Nanostructured metals are metallic materials whose grains, phases, surfaces, interfaces, or internal features are engineered at the nanometer scale. They include nanocrystalline metals, ultrafine-grained alloys, nanoporous metals, metallic multilayers, nanostructured coatings, metal foams, and consolidated nanoparticle-based metals. Unlike conventional metals, metallic nanoparticles and nanostructured metal systems can display properties strongly influenced by grain boundaries, interfaces, defects, surface area, and size-dependent behavior.
Nanostructured metals matter because nanoscale architecture can improve strength, hardness, wear resistance, catalytic activity, corrosion behavior, magnetic response, hydrogen storage, and functional surface performance.

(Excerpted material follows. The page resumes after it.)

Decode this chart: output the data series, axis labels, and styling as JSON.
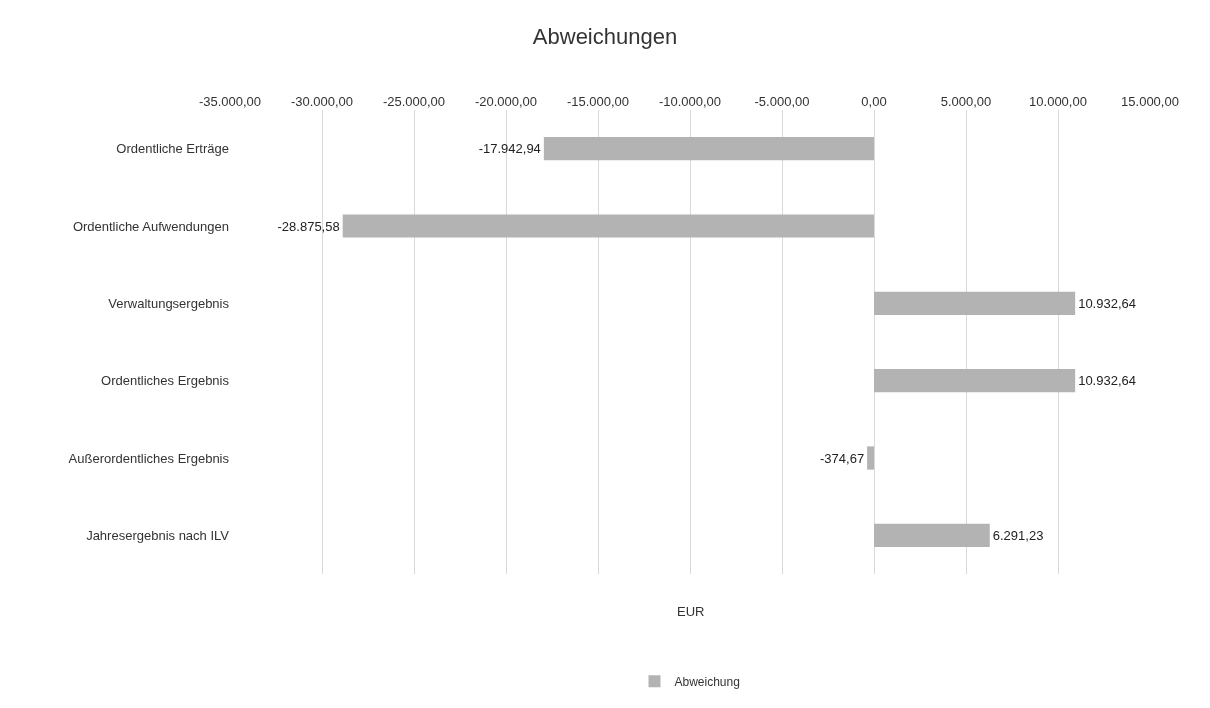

They are studied for structural materials, catalysts, electrodes, sensors, biomedical implants, additive manufacturing, protective coatings, and energy devices. However, stability, grain growth, ductility, fatigue, scalability, and reproducibility remain important challenges. The topic connects metallurgy with nanocatalysis, surface engineering, and advanced manufacturing.
Conferences on nanostructured metals appear in materials science, metallurgy, nanotechnology, surface engineering, manufacturing, and energy programs. Sessions often cover severe plastic deformation, electrodeposition, nanoporous metals, alloy design, mechanical testing, corrosion, and additive manufacturing. Tracking these events helps researchers follow how nanoscale structure can be used to tune the performance of metals for both structural and functional applications.